Итак, все те, кто видел "небеса отверстыми и Ангелов Божиих восходящих и нисходящих", включая Свв. Антония Великого, Терезу Авильскую, Хуана дела Крус, если упомянуть только тех очевидцев, о которых мы говорили в этом письме, принадлежат к традиции и представляют ее.
Знаете ли вы, дорогой неизвестный друг, кто является основателем первого ордена в традиции христианского герметизма? Св. Франциск Ассизский, poverello, без всякой эрудиции и всяких правил - звезда первой величины на небосклоне мистики, гнозиса и магии! Ибо он не только видел небеса отверстыми и Ангелов Божиих восходящих и нисходящих, но и актом посвящения от Серафима был настроен в единое созвучие с Самим Инициатором всех подлинных посвящений.
Но вернемся к Пятнадцатому Аркану Таро. До сих пор мы трактовали его в свете как индивидуального, так и коллективного порождения "искусственно созданных демонов". Что касается последнего, т. е. создания эгрегоров, т. е. еще один момент, требующий дополнительного разъяснения:
Оккультная литература XIX и XX столетий, прежде всего во Франции, выдвигает тезис (ставший почти классическим и, похоже, общепринятым), что коллективная воля и воображение могут порождать наряду с дурными эгрегорами и хорошие, т. е. "добрые демоны" порождаются точно таким же образом, как и злые. Согласно этому тезису, все зависит от самой воли и воображения: если они добры, то на свет появляются позитивные эгрегоры, если же они злы, то создаются негативные. Это значит, что наряду со злыми существуют и добрые "искусственные демоны", подобно тому, как существуют добрые и дурные помыслы.
С практической точки зрения этот тезис обосновывает коллективные попытки создать эгрегор с определенной целью: как, скажем, "групповой дух" или дух, присущий определенному братству. Считается, что коль скоро такой эгрегор создан, то можно полагаться на его поддержку и обрести в нем действенного магического союзника.
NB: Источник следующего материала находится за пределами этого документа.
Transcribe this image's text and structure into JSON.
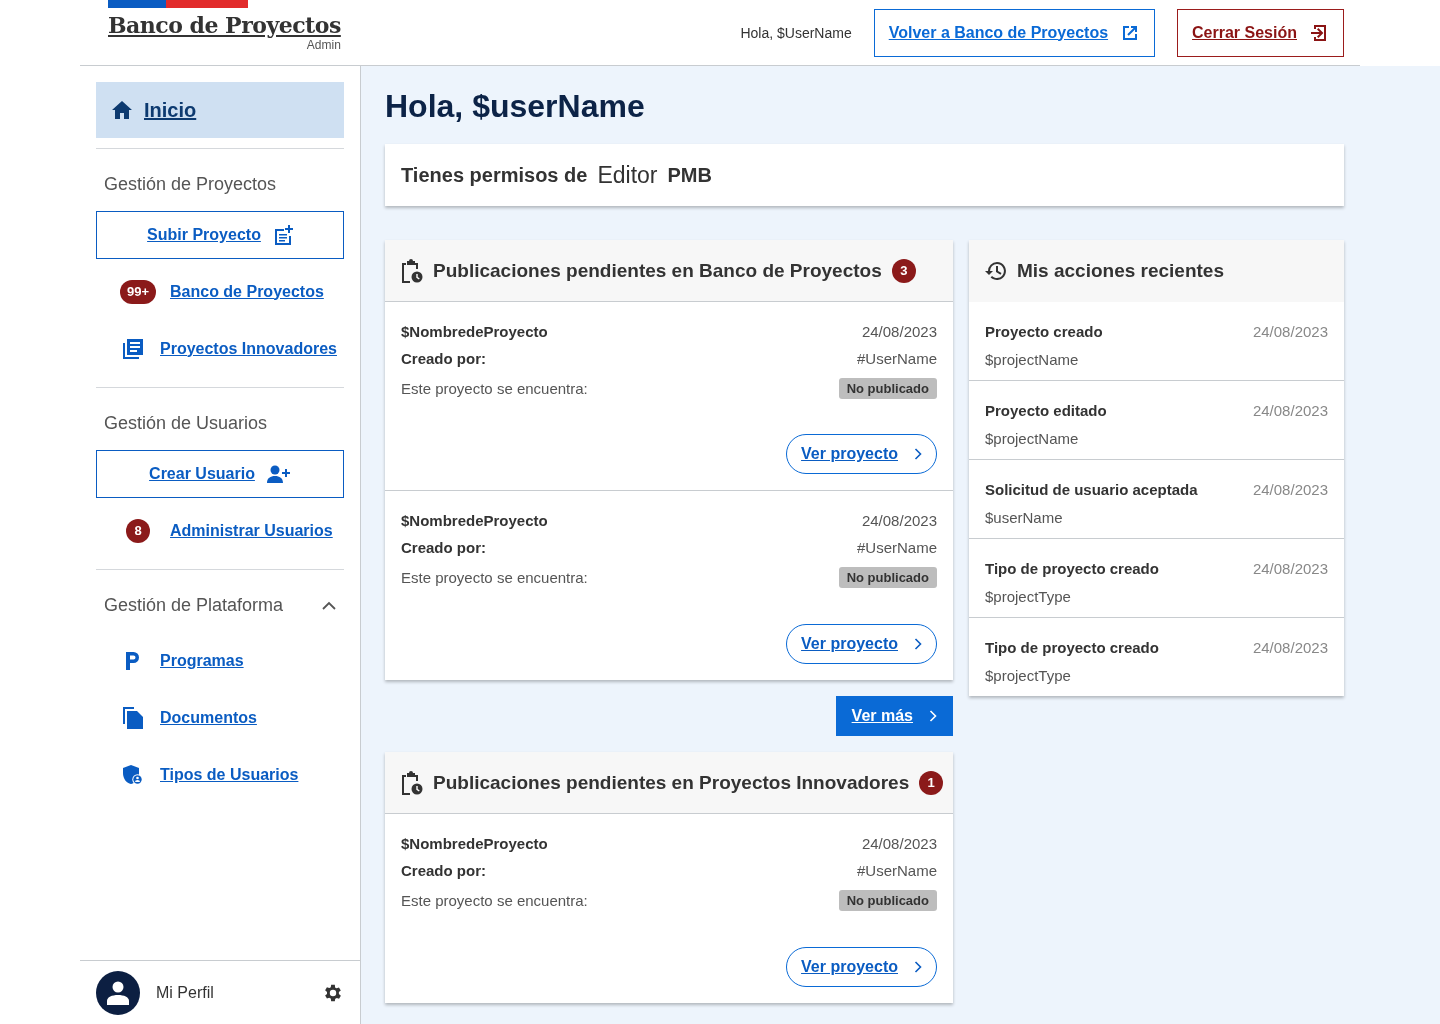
{
  "header": {
    "logo_title": "Banco de Proyectos",
    "logo_subtitle": "Admin",
    "greeting": "Hola, $UserName",
    "back_button": "Volver a Banco de Proyectos",
    "logout_button": "Cerrar Sesión"
  },
  "sidebar": {
    "home": {
      "label": "Inicio",
      "selected": true
    },
    "groups": [
      {
        "title": "Gestión de Proyectos",
        "items": [
          {
            "kind": "button",
            "label": "Subir Proyecto"
          },
          {
            "kind": "badge",
            "badge": "99+",
            "label": "Banco de Proyectos"
          },
          {
            "kind": "icon",
            "label": "Proyectos Innovadores"
          }
        ]
      },
      {
        "title": "Gestión de Usuarios",
        "items": [
          {
            "kind": "button",
            "label": "Crear Usuario"
          },
          {
            "kind": "badge",
            "badge": "8",
            "label": "Administrar Usuarios"
          }
        ]
      },
      {
        "title": "Gestión de Plataforma",
        "expanded": true,
        "items": [
          {
            "kind": "icon",
            "label": "Programas"
          },
          {
            "kind": "icon",
            "label": "Documentos"
          },
          {
            "kind": "icon",
            "label": "Tipos de Usuarios"
          }
        ]
      }
    ],
    "profile": "Mi Perfil"
  },
  "main": {
    "title": "Hola, $userName",
    "permissions": {
      "text": "Tienes permisos de",
      "role": "Editor",
      "scope": "PMB"
    },
    "pending_sections": [
      {
        "title": "Publicaciones pendientes en Banco de Proyectos",
        "count": "3",
        "items": [
          {
            "name": "$NombredeProyecto",
            "date": "24/08/2023",
            "created_label": "Creado por:",
            "creator": "#UserName",
            "status_label": "Este proyecto se encuentra:",
            "status": "No publicado",
            "button": "Ver proyecto"
          },
          {
            "name": "$NombredeProyecto",
            "date": "24/08/2023",
            "created_label": "Creado por:",
            "creator": "#UserName",
            "status_label": "Este proyecto se encuentra:",
            "status": "No publicado",
            "button": "Ver proyecto"
          }
        ],
        "more_button": "Ver más"
      },
      {
        "title": "Publicaciones pendientes en Proyectos Innovadores",
        "count": "1",
        "items": [
          {
            "name": "$NombredeProyecto",
            "date": "24/08/2023",
            "created_label": "Creado por:",
            "creator": "#UserName",
            "status_label": "Este proyecto se encuentra:",
            "status": "No publicado",
            "button": "Ver proyecto"
          }
        ]
      }
    ],
    "recent": {
      "title": "Mis acciones recientes",
      "items": [
        {
          "action": "Proyecto creado",
          "date": "24/08/2023",
          "target": "$projectName"
        },
        {
          "action": "Proyecto editado",
          "date": "24/08/2023",
          "target": "$projectName"
        },
        {
          "action": "Solicitud de usuario aceptada",
          "date": "24/08/2023",
          "target": "$userName"
        },
        {
          "action": "Tipo de proyecto creado",
          "date": "24/08/2023",
          "target": "$projectType"
        },
        {
          "action": "Tipo de proyecto creado",
          "date": "24/08/2023",
          "target": "$projectType"
        }
      ]
    }
  }
}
Считается, что у каждой группы людей есть свой активный "групповой дух", наделяющий ее влиянием как в окружающем мире, так и среди членов создавшей его общности. Считается также, что подлинные и влиятельные традиции являются, в конечном счете, ничем иным как мощными, получающими постоянную энергию эгрегорами, которые живут и действуют веками. Не только все ордена и братства посвященных, но и Церкви обязаны своим существованием влиянию эгрегоров. Так, считается, что католичество, наряду с православием, ламаизмом и т. д., тоже является эгрегором, порожденным коллективной волей и воображением верующих.